Insecurity and therefore not wanting to take my camera or laptop everywhere I go. In Austria I take my laptop pretty much anywhere when I know I’ll have some time to write or edit photos. I don’t do that in Colombia when I’m in Bogotá. But it’s also a good thing: I’m more proactively looking for other things to occupy myself with when I have to wait.
What do you miss most about home?
Haha! The food and the security. I love to walk and to run, both are very restricted in Bogotá due to security reasons.
Do you speak Spanish fluently? What has the language process been like?
I do speak Spanish fluently! I love the language and the culture that I connect it with. When I lived in Venezuela I didn’t know any Spanish and within three months I started to speak more confidently. I’ve also worked and travelled Mexico extensively and lived in Spain – all that helped me a lot with getting to where I’m now with my Spanish.
Learn by talking, but don’t forget about the grammar at some point.
What did you do to meet people and integrate in your new home?
I chose to live with a Colombian family, that way I gain some great insights about Bogotá and Colombia.
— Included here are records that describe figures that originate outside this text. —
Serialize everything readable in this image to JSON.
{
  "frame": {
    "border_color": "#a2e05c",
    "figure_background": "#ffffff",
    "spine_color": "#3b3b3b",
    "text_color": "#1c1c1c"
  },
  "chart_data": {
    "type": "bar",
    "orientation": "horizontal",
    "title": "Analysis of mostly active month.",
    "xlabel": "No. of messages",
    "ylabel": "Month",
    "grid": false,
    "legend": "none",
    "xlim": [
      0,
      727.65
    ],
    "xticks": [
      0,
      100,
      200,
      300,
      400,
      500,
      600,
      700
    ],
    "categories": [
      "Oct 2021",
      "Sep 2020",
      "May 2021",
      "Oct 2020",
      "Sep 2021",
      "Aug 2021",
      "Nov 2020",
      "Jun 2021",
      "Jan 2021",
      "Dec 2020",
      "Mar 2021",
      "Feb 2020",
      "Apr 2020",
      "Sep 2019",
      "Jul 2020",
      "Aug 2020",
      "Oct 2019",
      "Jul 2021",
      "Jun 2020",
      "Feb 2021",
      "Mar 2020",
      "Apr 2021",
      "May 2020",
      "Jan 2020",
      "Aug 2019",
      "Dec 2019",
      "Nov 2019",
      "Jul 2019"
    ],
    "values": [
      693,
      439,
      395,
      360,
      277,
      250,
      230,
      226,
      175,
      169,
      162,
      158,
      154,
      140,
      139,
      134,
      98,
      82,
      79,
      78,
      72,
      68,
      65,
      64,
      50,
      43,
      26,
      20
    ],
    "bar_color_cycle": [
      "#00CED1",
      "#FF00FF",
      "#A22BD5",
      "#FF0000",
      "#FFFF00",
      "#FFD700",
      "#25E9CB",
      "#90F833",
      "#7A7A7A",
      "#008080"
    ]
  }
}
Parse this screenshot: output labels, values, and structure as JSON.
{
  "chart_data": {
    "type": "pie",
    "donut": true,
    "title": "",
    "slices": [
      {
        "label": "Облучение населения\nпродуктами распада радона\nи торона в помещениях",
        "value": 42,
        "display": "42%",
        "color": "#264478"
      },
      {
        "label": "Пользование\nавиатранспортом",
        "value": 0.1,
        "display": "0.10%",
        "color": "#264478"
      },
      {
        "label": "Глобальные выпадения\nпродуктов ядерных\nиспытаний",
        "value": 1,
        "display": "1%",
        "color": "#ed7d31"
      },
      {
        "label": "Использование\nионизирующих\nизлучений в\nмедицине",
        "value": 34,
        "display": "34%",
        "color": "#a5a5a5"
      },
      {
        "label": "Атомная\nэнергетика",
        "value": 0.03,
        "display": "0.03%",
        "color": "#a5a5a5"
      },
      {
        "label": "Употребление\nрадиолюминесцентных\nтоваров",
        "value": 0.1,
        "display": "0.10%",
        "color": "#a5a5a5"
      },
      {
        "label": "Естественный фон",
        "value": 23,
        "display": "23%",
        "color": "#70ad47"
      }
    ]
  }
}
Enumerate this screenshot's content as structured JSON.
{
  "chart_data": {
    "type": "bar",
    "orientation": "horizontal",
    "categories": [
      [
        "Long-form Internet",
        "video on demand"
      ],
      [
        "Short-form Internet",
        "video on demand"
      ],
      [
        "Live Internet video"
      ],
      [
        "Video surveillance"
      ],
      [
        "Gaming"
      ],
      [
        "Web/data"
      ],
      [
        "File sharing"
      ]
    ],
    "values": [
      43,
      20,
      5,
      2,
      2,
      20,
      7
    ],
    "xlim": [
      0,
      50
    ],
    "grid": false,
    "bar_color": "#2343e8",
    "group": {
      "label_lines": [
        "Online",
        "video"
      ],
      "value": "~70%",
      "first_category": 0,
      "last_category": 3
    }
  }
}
We always share our meals and eat together – and of course talk about pretty much anything.
In Bogotá there’s a bar that offers this “Gringo Tuesday“ event, where you can practice Spanish or any other language. You wouldn’t believe how many gringos and Colombians take part!
What custom/habits have you found to be the most different from your own culture or have found it difficult to adjust to?
Being on time. When you decide on meeting at 3pm, you’ll probably meet around 4pm or even later. So when I make plans with friends I always ask “Colombian time or Austrian time?“ They understand and try to be more punctual.
How do you feel that the people of Colombia see you? Are you treated any differently?
I do feel treated differently sometimes when people judge me by my physical appearance only. I’m tall, blond, blue-eyed and compared to many Colombians a ghost when it comes to my skin tone. Sometimes I get really annoyed when they try to charge me a gringo-tax, but mostly they reconsider when we start talking in Spanish.
What is a myth about your adopted country?
Myth 1: Everyone is a drug dealer. Drugs shaped Colombia in the past and they still do. But that doesn’t mean everyone is involved. There are so many people in Colombia clever enough not to get involved in the drub business.
Myth 2: Pablo Escobar is a national hero – might be true somewhat but remember that he was a murderer.
Myth 3: It’s not safe. In the last years the whole security situation has changed and improved a lot. You can travel Colombia at peace, but still trust your gut! FYI: Did you know that Colombian presidente Juan Manuel Santos won the Nobel Peace Price for settling an agreement with FARC.
What is your favorite dish in Colombia?
Probably Empanadas – filled corn dough. I prefer the Empanada de Queso – empanada with cheese. Those are sold pretty much anywhere. It’s fried, so you wouldn’t want to eat them everyday.
What advice would you give someone who was traveling to Colombia?
Trust your guts and trust the people here. Eat lots of the delicious fruits and simply enjoy it.
What are your favorite spots in Colombia that you have visited?
So far: I loved the diving in San Andrés (but I didn’t like the island itself), I absolutely fell in love with Cartagena and the national parks around Bogotá. I’m sure that will change as soon as I’ll get to see more in the next couple of weeks and months.
Any plans on visiting other Latin American countries this year? If yes, where will you go and what you will do?
Now the good part! While living in Colombia, I’ll try to visit some places that really call my attention – anything outdoor, diving, hiking, …
Then I’ve planned to go to amazing Galapagos in April, then probably come back to discover mainland Ecuador in June. Then off to Aruba, Bonaire and Curazao, before making my way back home to Austria – without using a single plane. I’ll take a boat from Cartagena to Panama, then some buses around Panama and Costa Rica and board the containership there. It’ll stop in Jamaica before arriving in the Netherlands about two weeks later. Then some buses or trains and tada – back in Austria.
And I’m already planning to go to Bolivia and maybe Peru next year in spring.